El ayuno no solo fue practicado por Jesús también lo hacía la iglesia del Nuevo Testamento. En Hechos capítulo 13, versículos del 1 al 4 leemos acerca de la iglesia en Antioquía:
En la iglesia que estaba en Antioquía había profetas y maestros: Bernabé, Simón llamado Niger, Lucio de Cirene, Manaén, que se había criado con Herodes el tetrarca, y Saulo. 2 Mientras ministraban al Señor y ayunaban, el Espíritu Santo dijo: Apartadme a Bernabé y a Saulo para la obra a la que los he llamado. 3 Entonces, después de ayunar, orar y haber impuesto las manos sobre ellos, los enviaron.4 Ellos, pues, enviados por el Espíritu Santo, descendieron a Seleucia y de allí se embarcaron para Chipre. (LBLA)
Los líderes de la iglesia estaban ministrando al Señor y ayunando juntos. En el transcurso de su ayuno recibieron una revelación del Espíritu Santo, de que dos de ellos serían enviados para un ministerio apostólico especial. Al recibir esa revelación, ellos no los enviaron de inmediato, sino que, “entonces, después de ayunar, orar y haber impuesto las manos sobre ellos, los enviaron”.
Luego dice: “Ellos, pues, enviados por el Espíritu Santo”. Vemos nuevamente que el ayuno nos transfiere de lo natural a lo sobrenatural. Cuando los lideres salieron del entorno natural por medio del ayuno, ellos tuvieron una revelación y una autorización de una clase sobrenatural y el Espíritu Santo mismo tomó la responsabilidad por lo que ellos hicieron. Pero el camino fue abierto gracias al ayuno colectivo.
Luego de que Pablo y Bernabé había emprendido este ministerio, leemos lo que hicieron cuando establecieron convertidos en varias ciudades en sus iglesias pertinentes. Veamos en Hechos, capítulo 14, versículo 23:
23 Después que les designaron ancianos en cada iglesia, habiendo orado con ayunos, los encomendaron al Señor en quien habían creído.
El ayuno no fue algo aislado y extraño, sino que los apóstoles practicaban regularmente y también se lo enseñaban a sus nuevos discípulos.En realidad las dos causas principales en la extensión del evangelio en la iglesia primitiva fueron, primero el enviar apóstoles y en segundo lugar establecer a los nuevos convertidos al designar ancianos.Es muy significativo que la iglesia primitiva no hiciera ninguna de estas dos cosas sin primero ayunar y buscar la dirección y ayuda sobrenatural de Dios. En cierto sentido, podemos decir que el crecimiento y expansión de la iglesia primitiva giraba en torno al ayuno colectivo.
Finalmente quiero leer el testimonio de Pablo acerca de su vida y ministerio, recordando que Pablo fue uno de los hombres involucrados en todo lo que ocurrió allí. En 2 Corintios 6:4-6, Pablo escribió:
4 sino que en todo nos recomendamos a nosotros mismos como ministros de Dios, en mucha perseverancia, en aflicciones, en privaciones, en angustias, 5 en azotes, en cárceles, en tumultos, en trabajos, en desvelos, en ayunos, 6 en pureza, en conocimiento, en paciencia, en bondad, en el Espíritu Santo, en amor sincero.

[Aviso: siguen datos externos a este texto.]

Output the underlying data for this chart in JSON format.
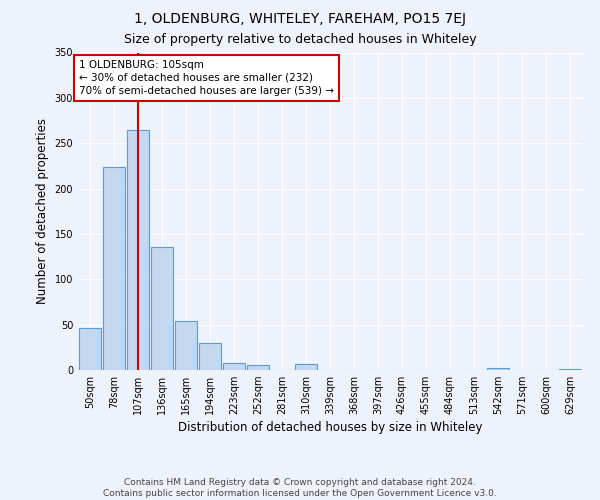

Pablo describe aquí varios aspectos de su carácter y conducta que marcaron tanto a él y a sus colaboradores como verdaderos siervos de Dios. Entre estos menciona los desvelos, lo que es estar despierto cuando se puede dormir, y el ayuno, abstenerse de comida cuando se podría estar comiendo. Estas dos cosas, los desvelos y los ayunos van muy bien juntas, también al lado encontramos la pureza, la paciencia, la bondad, el Espíritu Santo y el amor sincero.En otras palabras, se nos presentan allí como parte del equipamiento total de un verdadero siervo del Señor Jesucristo. Creo que Dios aún las considera de esa manera hoy. La provisión y los estándares de Dios siguen siendo los mismos como fueron para Pablo y a la iglesia primitiva.
Nuestro tiempo por hoy ha terminado. Regresaré mañana a la misma hora, para explicar cómo nos cambia el ayuno en nuestra personalidad interior.